MICHAEL GANNON:  Well it's a huge concern and you know, I'd recommend that anyone driving along the North Coast of New South Wales hold their breath. Unfortunately you can't do it for 100 kilometres.

The real problem with this is that, for example, vaccination only works when we achieve herd immunity, and there's people out there who are making themselves and their own children part of international microbiological experiments. It might be fabulous in the group-think environment that is the Byron Bay community to eschew the benefits of vaccination and fluoride in the water and any other number of proven health measures, but when your child grows up and goes to Bali for the first time, or travels into Thailand or Indonesia, that's when they will get the full force of not being protected against a group of infections that we've just about consigned to the history book in Australia.

JULES SCHILLER:  And of course, you've got this bizarre thing of, you know, hippie groups, or let's say naturalist groups and far right wing groups, kind of having similar opinions on public health, which is just bizarre.

MICHAEL GANNON:  Well look, it is true that extremists at both ends of the political spectrum often find themselves agreeing. These are really simple proven public health measures. I mean, one of the other ones that we don't talk a lot about, but for many years in Australia we've put folate in the bread. So there you go, there's another conspiracy theory for you there – the Government's putting folate in bread. But very simply, at population level that reduces the number of kids born with spina bifida.

These things are not done willy-nilly, they're done on the basis of very careful scientific analysis. When it comes to the National Immunisation Schedule, whether you're talking children or adults, it goes through numerous quality checks before vaccines are put on the schedule and then they are subject to continuous scrutiny, both to their safety and their effectiveness. These represent very judicious, sensible employment of limited healthcare dollars.

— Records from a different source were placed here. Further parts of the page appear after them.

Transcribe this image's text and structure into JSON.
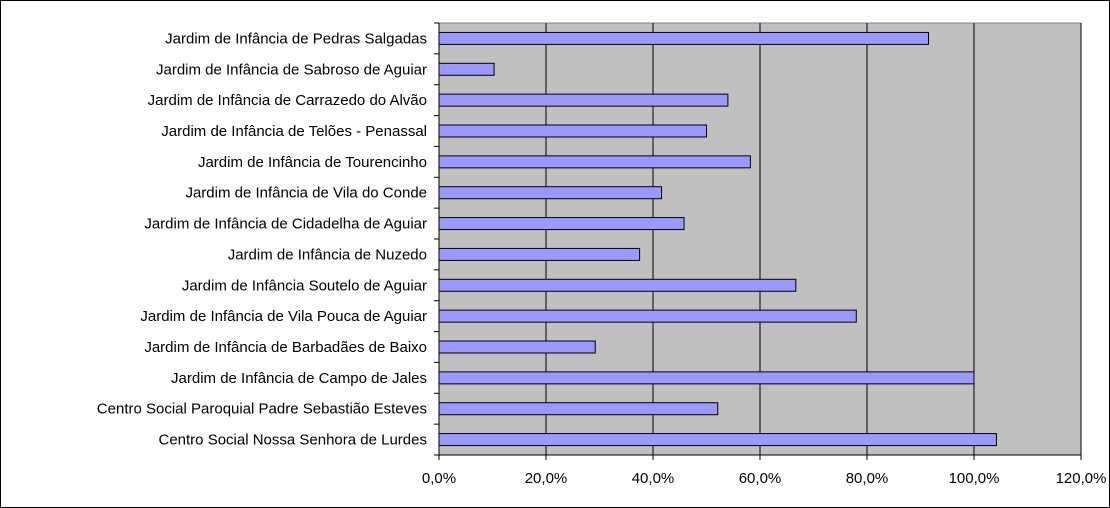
{
  "chart_data": {
    "type": "bar",
    "orientation": "horizontal",
    "title": "",
    "xlabel": "",
    "ylabel": "",
    "categories": [
      "Jardim de Infância de Pedras Salgadas",
      "Jardim de Infância de Sabroso de Aguiar",
      "Jardim de Infância de Carrazedo do Alvão",
      "Jardim de Infância de Telões - Penassal",
      "Jardim de Infância de Tourencinho",
      "Jardim de Infância de Vila do Conde",
      "Jardim de Infância de Cidadelha de Aguiar",
      "Jardim de Infância de Nuzedo",
      "Jardim de Infância Soutelo de Aguiar",
      "Jardim de Infância de Vila Pouca de Aguiar",
      "Jardim de Infância de Barbadães de Baixo",
      "Jardim de Infância de Campo de Jales",
      "Centro Social Paroquial Padre Sebastião Esteves",
      "Centro Social Nossa Senhora de Lurdes"
    ],
    "values": [
      91.5,
      10.3,
      54.0,
      50.0,
      58.2,
      41.6,
      45.8,
      37.5,
      66.7,
      78.0,
      29.2,
      100.0,
      52.1,
      104.2
    ],
    "xlim": [
      0,
      120
    ],
    "xticks": [
      "0,0%",
      "20,0%",
      "40,0%",
      "60,0%",
      "80,0%",
      "100,0%",
      "120,0%"
    ],
    "xtick_values": [
      0,
      20,
      40,
      60,
      80,
      100,
      120
    ],
    "grid": "vertical",
    "legend": "none",
    "colors": {
      "bar_fill": "#9999ff",
      "bar_stroke": "#000000",
      "plot_background": "#c0c0c0",
      "grid": "#000000"
    }
  }
}
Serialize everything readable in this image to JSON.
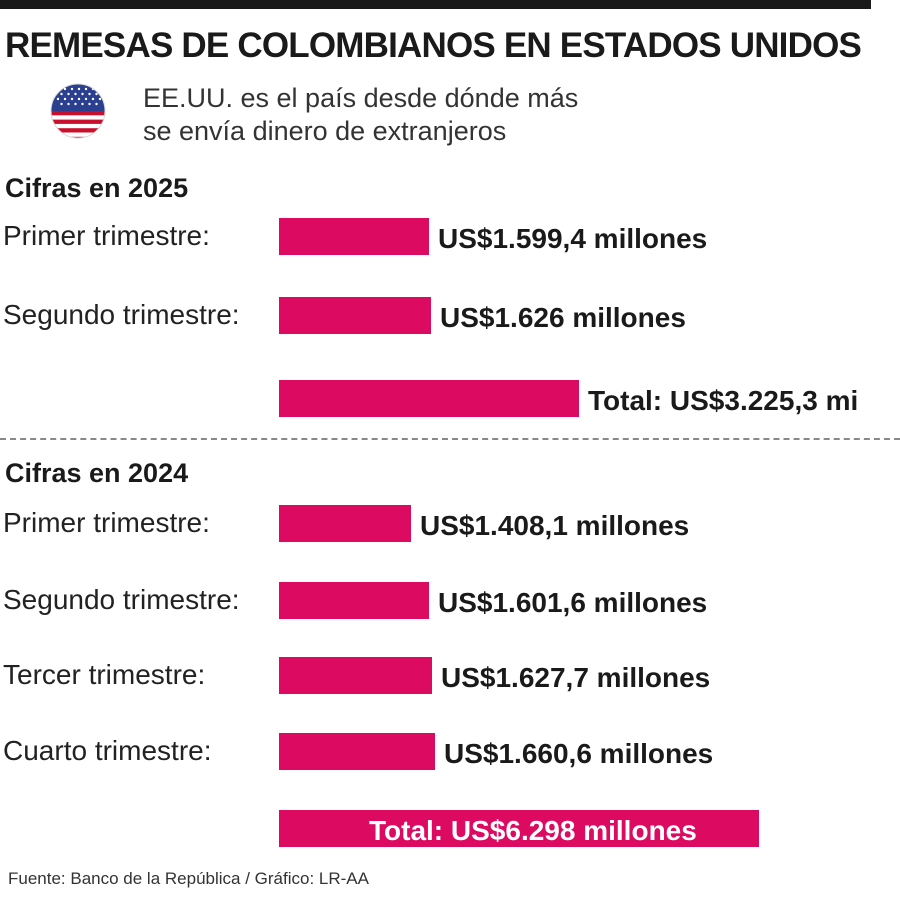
{
  "title": "REMESAS DE COLOMBIANOS EN ESTADOS UNIDOS",
  "subtitle_line1": "EE.UU. es el país desde dónde más",
  "subtitle_line2": "se envía dinero de extranjeros",
  "flag_icon": "us-flag-icon",
  "footer": "Fuente: Banco de la República / Gráfico: LR-AA",
  "colors": {
    "bar": "#dd0a62",
    "text": "#1a1a1a"
  },
  "chart_data": [
    {
      "type": "bar",
      "orientation": "horizontal",
      "title": "Cifras en 2025",
      "unit": "millones de US$",
      "rows": [
        {
          "label": "Primer trimestre:",
          "value": 1599.4,
          "value_label": "US$1.599,4 millones"
        },
        {
          "label": "Segundo trimestre:",
          "value": 1626,
          "value_label": "US$1.626 millones"
        },
        {
          "label": "",
          "value": 3225.3,
          "value_label": "Total: US$3.225,3 mi",
          "is_total": true
        }
      ]
    },
    {
      "type": "bar",
      "orientation": "horizontal",
      "title": "Cifras en 2024",
      "unit": "millones de US$",
      "rows": [
        {
          "label": "Primer trimestre:",
          "value": 1408.1,
          "value_label": "US$1.408,1 millones"
        },
        {
          "label": "Segundo trimestre:",
          "value": 1601.6,
          "value_label": "US$1.601,6 millones"
        },
        {
          "label": "Tercer trimestre:",
          "value": 1627.7,
          "value_label": "US$1.627,7 millones"
        },
        {
          "label": "Cuarto trimestre:",
          "value": 1660.6,
          "value_label": "US$1.660,6 millones"
        },
        {
          "label": "",
          "value": 6298,
          "value_label": "Total: US$6.298 millones",
          "is_total": true
        }
      ]
    }
  ]
}
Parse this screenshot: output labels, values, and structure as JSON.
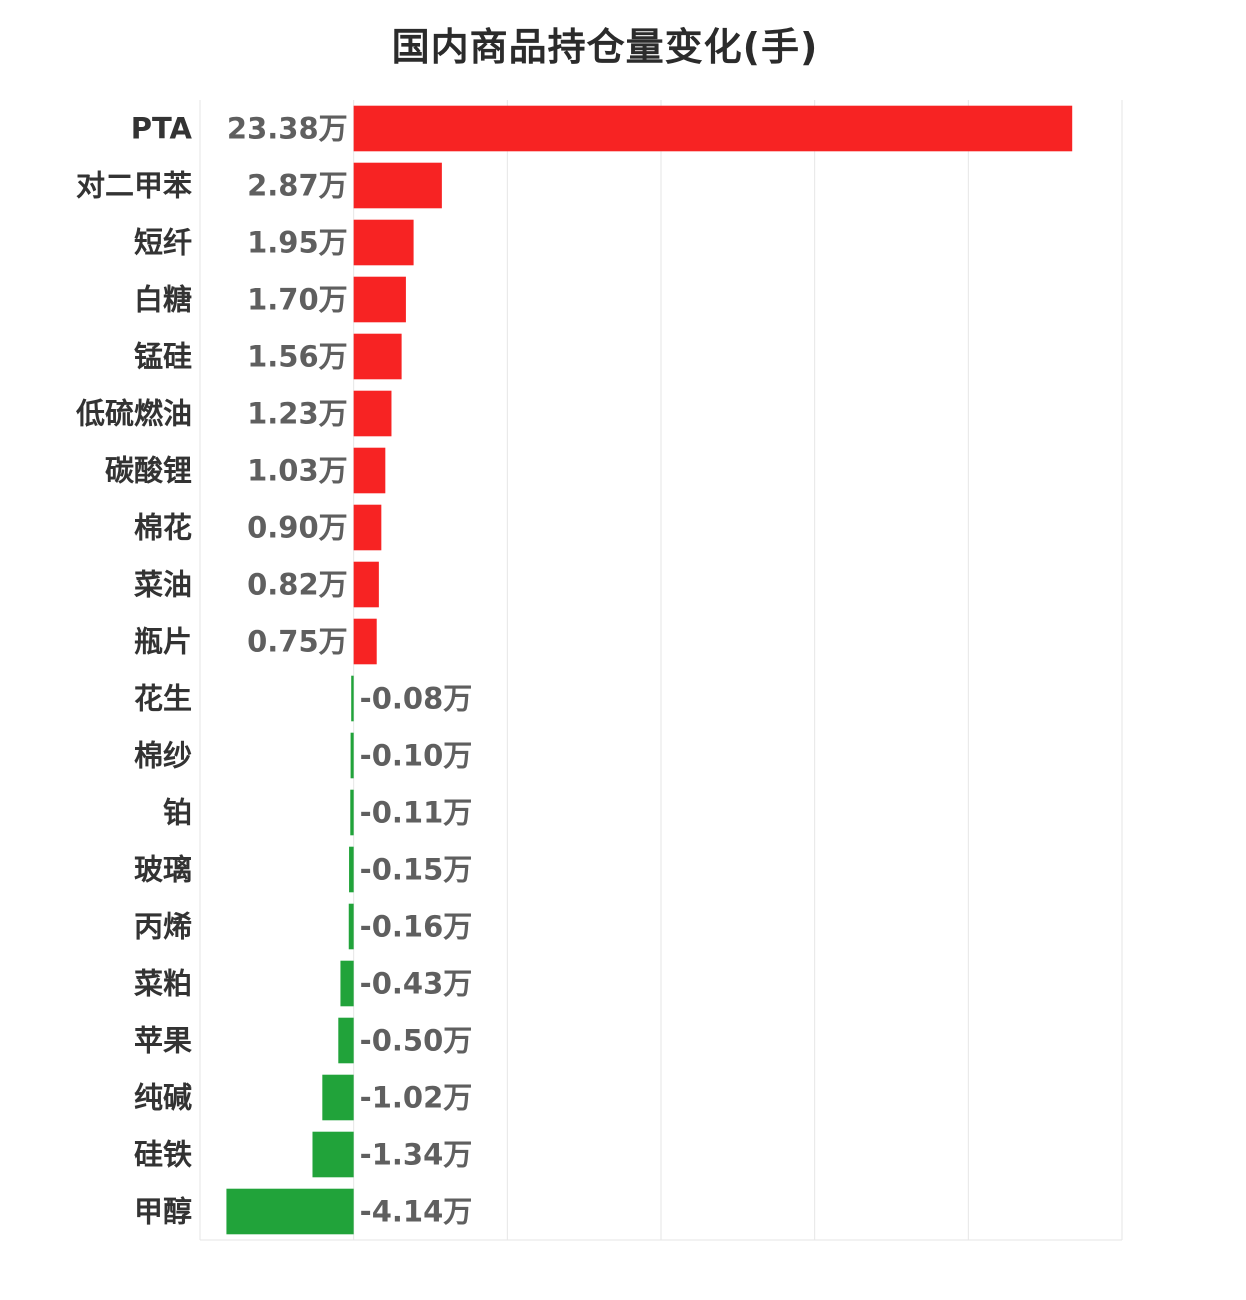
{
  "chart_data": {
    "type": "bar",
    "orientation": "horizontal",
    "title": "国内商品持仓量变化(手)",
    "unit_suffix": "万",
    "categories": [
      "PTA",
      "对二甲苯",
      "短纤",
      "白糖",
      "锰硅",
      "低硫燃油",
      "碳酸锂",
      "棉花",
      "菜油",
      "瓶片",
      "花生",
      "棉纱",
      "铂",
      "玻璃",
      "丙烯",
      "菜粕",
      "苹果",
      "纯碱",
      "硅铁",
      "甲醇"
    ],
    "values": [
      23.38,
      2.87,
      1.95,
      1.7,
      1.56,
      1.23,
      1.03,
      0.9,
      0.82,
      0.75,
      -0.08,
      -0.1,
      -0.11,
      -0.15,
      -0.16,
      -0.43,
      -0.5,
      -1.02,
      -1.34,
      -4.14
    ],
    "value_labels": [
      "23.38万",
      "2.87万",
      "1.95万",
      "1.70万",
      "1.56万",
      "1.23万",
      "1.03万",
      "0.90万",
      "0.82万",
      "0.75万",
      "-0.08万",
      "-0.10万",
      "-0.11万",
      "-0.15万",
      "-0.16万",
      "-0.43万",
      "-0.50万",
      "-1.02万",
      "-1.34万",
      "-4.14万"
    ],
    "xlim": [
      -5,
      25
    ],
    "grid": true,
    "colors": {
      "positive": "#f72323",
      "negative": "#21a33a",
      "grid": "#e6e6e6",
      "category_text": "#333333",
      "value_text": "#5f5f5f"
    }
  }
}
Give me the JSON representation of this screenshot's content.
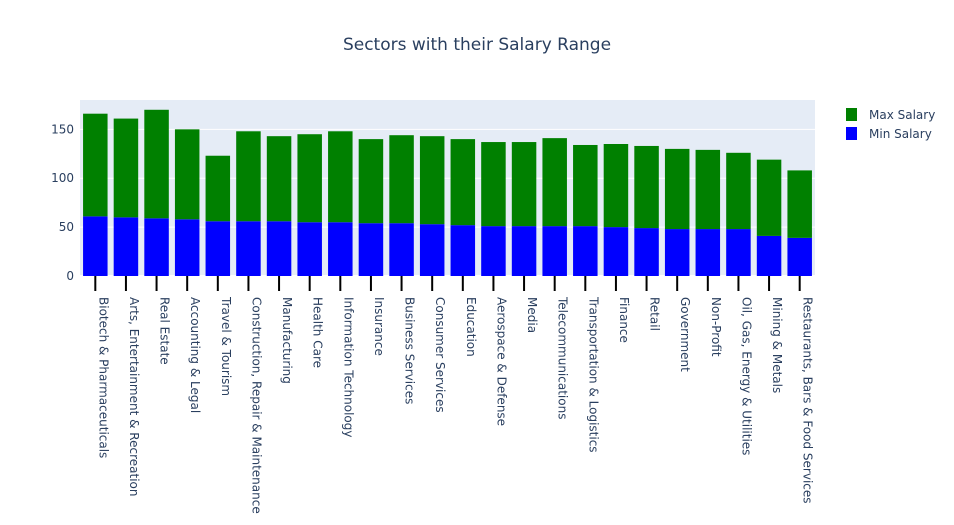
{
  "chart_data": {
    "type": "bar",
    "barmode": "stack",
    "title": "Sectors with their Salary Range",
    "xlabel": "",
    "ylabel": "",
    "ylim": [
      0,
      180
    ],
    "yticks": [
      0,
      50,
      100,
      150
    ],
    "grid": true,
    "legend_position": "top-right",
    "categories": [
      "Biotech & Pharmaceuticals",
      "Arts, Entertainment & Recreation",
      "Real Estate",
      "Accounting & Legal",
      "Travel & Tourism",
      "Construction, Repair & Maintenance",
      "Manufacturing",
      "Health Care",
      "Information Technology",
      "Insurance",
      "Business Services",
      "Consumer Services",
      "Education",
      "Aerospace & Defense",
      "Media",
      "Telecommunications",
      "Transportation & Logistics",
      "Finance",
      "Retail",
      "Government",
      "Non-Profit",
      "Oil, Gas, Energy & Utilities",
      "Mining & Metals",
      "Restaurants, Bars & Food Services"
    ],
    "series": [
      {
        "name": "Min Salary",
        "color": "#0000ff",
        "values": [
          61,
          60,
          59,
          58,
          56,
          56,
          56,
          55,
          55,
          54,
          54,
          53,
          52,
          51,
          51,
          51,
          51,
          50,
          49,
          48,
          48,
          48,
          41,
          39
        ]
      },
      {
        "name": "Max Salary",
        "color": "#008000",
        "values": [
          105,
          101,
          111,
          92,
          67,
          92,
          87,
          90,
          93,
          86,
          90,
          90,
          88,
          86,
          86,
          90,
          83,
          85,
          84,
          82,
          81,
          78,
          78,
          69
        ]
      }
    ],
    "legend_order": [
      "Max Salary",
      "Min Salary"
    ]
  }
}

JULES SCHILLER:  Just a couple of questions that have come from the SMS. Dr Michael Gannon I'm talking to, president of the Australian Medical Association, about the anti-fluoride movement or some sentiment – let's just call it that – that seems to be bubbling under the surface of the community. Martin has said that he heard that asthma rates went up significantly after fluoride was introduced. Is there any scientific evidence to that?

MICHAEL GANNON:  Well, what we know is that asthma rates have increased over the last generation or two and everyone's theory is as good as the next one. So what we've seen is an increase in the rate of not only atopic asthma, but other allergic diseases. So everyone's theory is as good as the next one.

But no, there's no convincing evidence of anything like that. The thought that fluoride is toxic – so is every other element in the periodic table. So if you fill your body full of sodium or magnesium, potassium, you name it, they're all lethal in dangerous doses. But fluoride in the microscopic parts per million doses that it's put in our tap water is a bonanza for good dental health, and for those of us who don't have the same access to high quality dental care as much as others, along with brushing your teeth it's the best we can offer people.

JULES SCHILLER:  Alright, thank you. Dr Michael Gannon there, president of the Australian Medical Association, giving us the history and the benefits of fluoridation, which still can cause a little bit of controversy.